Whereas 90’s consumer culture thrived on conformity and collectivism, entertainment has become smarter, cheaper, and more fragmented, from Wealth, Intellectualism, and Individualism:
Regarding David Foster Wallace again, his critique of consumerist culture was wrong not because TV became less popular among the youth, but because consumerist culture itself began a decline some time in mid-2000, especially since 2013 with the rise of rise of minimalism and MGTOW. In the late 90′s, the youth collectively watched MTV; they all bought the latest boy band, rock, and pop albums (which told tens of millions of copies at $18/CD); they all watched Friends, 90210, Dawson’s Creek (or whatever else was popular at the time). It was very conformist and kinda dumbed-down. Then in 2008 [1] all that changed. Now (today’s) young people are streaming clips on their phones and listening to music on Spotify or iTunes instead of compulsively spending $18 on the latest album, and they are posting introspective stuff on sites such as Tumblr and Medium instead of just zoning-out to MTV. Everything has become smarter and more fragmented.
Music and TV were shared experiences that brought people together under a unifying mono-culture. In the early to mid ’90s songs from such mega-bands such as Metallica and Guns n’ Roses emanated from male college dorms across America. College computer labs, or what were often refereed to as ‘media labs,’ provided many gen-x exposure to the emerging world wide web. But the rise of a la carte services such as Napster in 1999, and in then in early 2000’s, the hugely popular online music store iTunes, which was made possible by MP3 players and high-speed internet, fragmented entertainment from being a shared experience to more of an individual one.

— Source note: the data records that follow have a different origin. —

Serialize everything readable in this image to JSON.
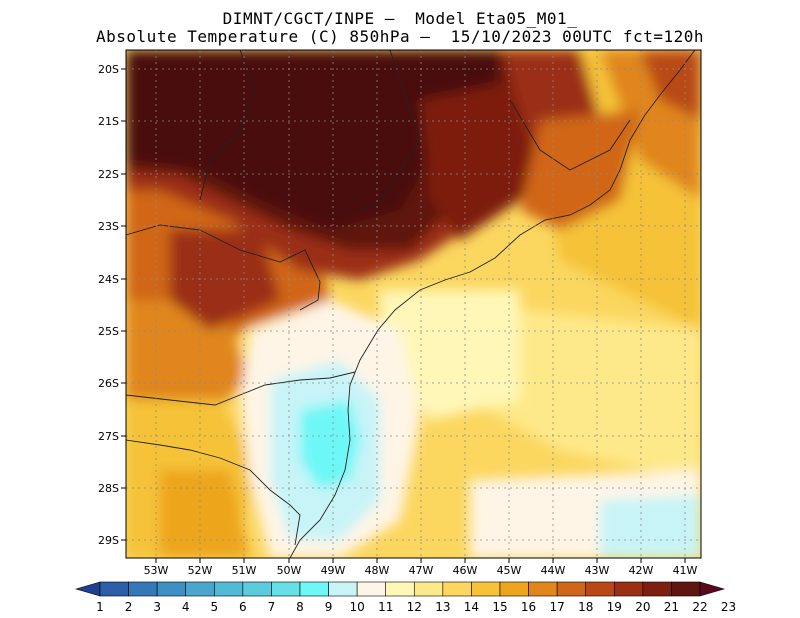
{
  "title_line1": "DIMNT/CGCT/INPE –  Model Eta05_M01_",
  "title_line2": "Absolute Temperature (C) 850hPa –  15/10/2023 00UTC fct=120h",
  "map": {
    "lon_labels": [
      "53W",
      "52W",
      "51W",
      "50W",
      "49W",
      "48W",
      "47W",
      "46W",
      "45W",
      "44W",
      "43W",
      "42W",
      "41W"
    ],
    "lat_labels": [
      "20S",
      "21S",
      "22S",
      "23S",
      "24S",
      "25S",
      "26S",
      "27S",
      "28S",
      "29S"
    ]
  },
  "colorbar": {
    "labels": [
      "1",
      "2",
      "3",
      "4",
      "5",
      "6",
      "7",
      "8",
      "9",
      "10",
      "11",
      "12",
      "13",
      "14",
      "15",
      "16",
      "17",
      "18",
      "19",
      "20",
      "21",
      "22",
      "23"
    ],
    "colors": [
      "#1f3f8f",
      "#2a5ea8",
      "#3478b8",
      "#3f8fc4",
      "#4aa6cf",
      "#52b9d6",
      "#5ccbdc",
      "#66dfe6",
      "#6df7f7",
      "#c8f4f8",
      "#fff5e6",
      "#fff7b8",
      "#fee98a",
      "#fbd760",
      "#f5c239",
      "#eda51b",
      "#e0861a",
      "#d06619",
      "#b94816",
      "#9b2f12",
      "#7d1e10",
      "#5e1410",
      "#5a0a1a"
    ]
  }
}
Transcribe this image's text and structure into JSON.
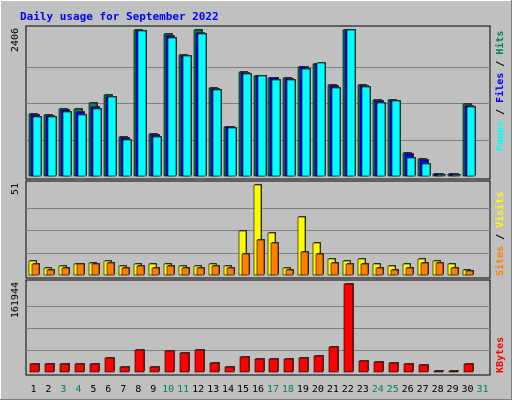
{
  "chart_data": {
    "type": "bar",
    "title": "Daily usage for September 2022",
    "categories": [
      "1",
      "2",
      "3",
      "4",
      "5",
      "6",
      "7",
      "8",
      "9",
      "10",
      "11",
      "12",
      "13",
      "14",
      "15",
      "16",
      "17",
      "18",
      "19",
      "20",
      "21",
      "22",
      "23",
      "24",
      "25",
      "26",
      "27",
      "28",
      "29",
      "30",
      "31"
    ],
    "weekend_days": [
      "3",
      "4",
      "10",
      "11",
      "17",
      "18",
      "24",
      "25",
      "31"
    ],
    "panels": [
      {
        "id": "hits",
        "ymax_label": "2406",
        "ymax": 2406,
        "series": [
          {
            "name": "Hits",
            "color": "#00805c",
            "values": [
              1020,
              1000,
              1100,
              1100,
              1200,
              1330,
              640,
              2406,
              700,
              2340,
              2000,
              2406,
              1450,
              810,
              1720,
              1650,
              1610,
              1610,
              1800,
              1850,
              1500,
              2406,
              1500,
              1250,
              1250,
              380,
              280,
              40,
              40,
              1180,
              0
            ]
          },
          {
            "name": "Files",
            "color": "#0000ff",
            "values": [
              1010,
              990,
              1090,
              1060,
              1130,
              1310,
              630,
              2390,
              680,
              2300,
              1980,
              2360,
              1440,
              800,
              1700,
              1650,
              1610,
              1600,
              1790,
              1850,
              1480,
              2390,
              1490,
              1240,
              1240,
              370,
              270,
              30,
              30,
              1150,
              0
            ]
          },
          {
            "name": "Pages",
            "color": "#00ffff",
            "values": [
              980,
              970,
              1050,
              1010,
              1100,
              1300,
              600,
              2390,
              640,
              2280,
              1980,
              2340,
              1420,
              790,
              1680,
              1640,
              1590,
              1590,
              1770,
              1860,
              1450,
              2400,
              1460,
              1210,
              1230,
              300,
              200,
              20,
              20,
              1140,
              0
            ]
          }
        ]
      },
      {
        "id": "visits",
        "ymax_label": "51",
        "ymax": 51,
        "series": [
          {
            "name": "Visits",
            "color": "#ffff00",
            "values": [
              8,
              4,
              5,
              6,
              7,
              8,
              5,
              6,
              6,
              6,
              5,
              5,
              6,
              5,
              25,
              51,
              24,
              4,
              33,
              18,
              9,
              8,
              9,
              6,
              5,
              6,
              9,
              8,
              6,
              3,
              0
            ]
          },
          {
            "name": "Sites",
            "color": "#ff8000",
            "values": [
              6,
              3,
              4,
              6,
              6,
              7,
              4,
              5,
              4,
              5,
              4,
              4,
              5,
              4,
              12,
              20,
              18,
              3,
              13,
              12,
              7,
              6,
              6,
              4,
              3,
              4,
              7,
              7,
              4,
              2,
              0
            ]
          }
        ]
      },
      {
        "id": "kbytes",
        "ymax_label": "161944",
        "ymax": 161944,
        "series": [
          {
            "name": "KBytes",
            "color": "#ff0000",
            "values": [
              14000,
              14000,
              15000,
              14500,
              15000,
              25000,
              9000,
              41000,
              9000,
              39000,
              35000,
              41000,
              17000,
              9000,
              27000,
              24000,
              24000,
              24000,
              26000,
              30000,
              46000,
              161944,
              21000,
              19000,
              17000,
              14000,
              12000,
              1000,
              1000,
              15000,
              0
            ]
          }
        ]
      }
    ],
    "legend_hits": [
      {
        "name": "Pages",
        "color": "#00ffff"
      },
      {
        "sep": " / "
      },
      {
        "name": "Files",
        "color": "#0000ff"
      },
      {
        "sep": " / "
      },
      {
        "name": "Hits",
        "color": "#00805c"
      }
    ],
    "legend_visits": [
      {
        "name": "Sites",
        "color": "#ff8000"
      },
      {
        "sep": " / "
      },
      {
        "name": "Visits",
        "color": "#ffff00"
      }
    ],
    "legend_kbytes": [
      {
        "name": "KBytes",
        "color": "#ff0000"
      }
    ]
  }
}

The same for television: the finale of The Tonight Show Starring Johnny Carson, in 1992, drew 50 million viewers. By comparison, the finale of Jay Leno’s The Tonight Show, in 2014, only attracted 14.6 million viewers. The finales of The Cosby Show, Dallas, and Star Trek: The Next Generation brought in 44, 33, and 31 million viewers, respectively. By comparison, the finale of the hit TV show The Big bang Theory, in 2019, brought in just 18 million viewers. The difference is even more apparent given that the US population has grown about 20% since the mid-’90s, from 265 million to 330 million.
The pervasiveness of social media and the increasing digitalization and interconnectedness of the world isn’t without its downsides, those being social shaming and ‘outrage culture’, the erosion of individual privacy, and a sort of codependency between the social network and the content creator. Rather than just watching TV, your ‘smart’ TV is also watching you. Your smart phone knows your location even when it’s turned off. Kaczynski was able to elude authorities for decades because by eschewing technology, he left no traces. One of the ironies of digital technology is that although the stream of data itself is ephemeral, data stored on a database has a tendency of being much more permanent than any tangible document that can be burned, misplaced, or erased. By interfacing with such technology, people are inadvertently leaving behind an indestructible, irrevocable digital paper trail.